A dog’s breakfast
Notes on John Hughes’s plagiarism scandalNovember 2013
Arts & Letters
Eimear McBride’s ‘A Girl Is a Half-formed Thing’
“She the creature thing who. I put my hand down. I put my hand on. No it isn’t. Put my hand. Down. Put my hand. On you. Like a. Something. Cold and. Wrong.” Language is no smooth mirror to life in Eimear McBride’s debut novel, A Girl Is a Half-formed Thing. Its surface is pitted and knotted, buckled under the strain of representation and often rearing violently against the restrictions of grammar and punctuation.
Short-listed for the UK’s inaugural Goldsmiths Prize, which honours literature that “breaks the mould”, A Girl Is a Half-formed Thing isn’t self-consciously experimental so much as exploratory in style. The virtuoso violence of McBride’s expression – something of Mark O’Rowe’s play Terminus here, as well as James Joyce – feels instinctive rather than artful, the only way to tell a story that can hardly bear to be told.
An unnamed girl grows up in 1980s Ireland with a troubled mother, a molesting uncle, and an older brother suffering from the after-effects of an infant brain tumour.

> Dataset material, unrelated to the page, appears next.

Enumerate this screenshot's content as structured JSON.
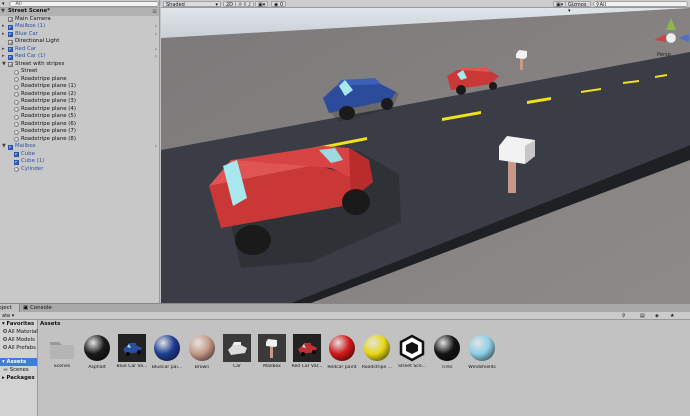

Complicated childhood metastasises into complicated youth as cancer returns, and our narrator translates pain into self-destructive promiscuity. “Calm sliding down into my boat and pushing out to sin.”
Every thought and action is curdled and blurred in the fug of Catholicism, with sexuality, truth and abuse swathed in a euphemising veil: “r.u.n.o.f.f with the s.a.c.r.i.s.t.a.n and they are living in s.i.n”. Though starched into Sunday best, McBride’s bodies are porous and oozing; a ceramic Madonna – shiny and whole – cannot survive her Rabelaisian world and must be smashed, skulls must be violated by the surgeon’s knife, hymens brutally torn.
Speech is Alan Bennett–vivid, but description even more so. Small-town Ireland is alive in the “polyester tight-packed womanhood aflower in pink and blue […] Tired. Undertouched”, a grandfather in the “right hook of a look in his eye all the time”. Set pieces allow McBride to be more expansive, and a first trip on the school bus, a wake and a rape are all rendered in heaped image-fragments. The staccato, mechanistic grind of language relaxes only for moments of liturgy – flowery prayers and praises, Hail Marys and rosaries.
It took nine years for McBride’s novel to find a publisher brave enough to take a stand with it. Whatever that says about the publishing world’s priorities, it says more about the author’s, which make no concession to the conventions of popular fiction. A Girl Is a Half-formed Thing is a familiar Irish tale told in transfigured Irish style, a lyrical prose-poem on horror and human endurance that is – astonishingly – neither horrific nor hard to read.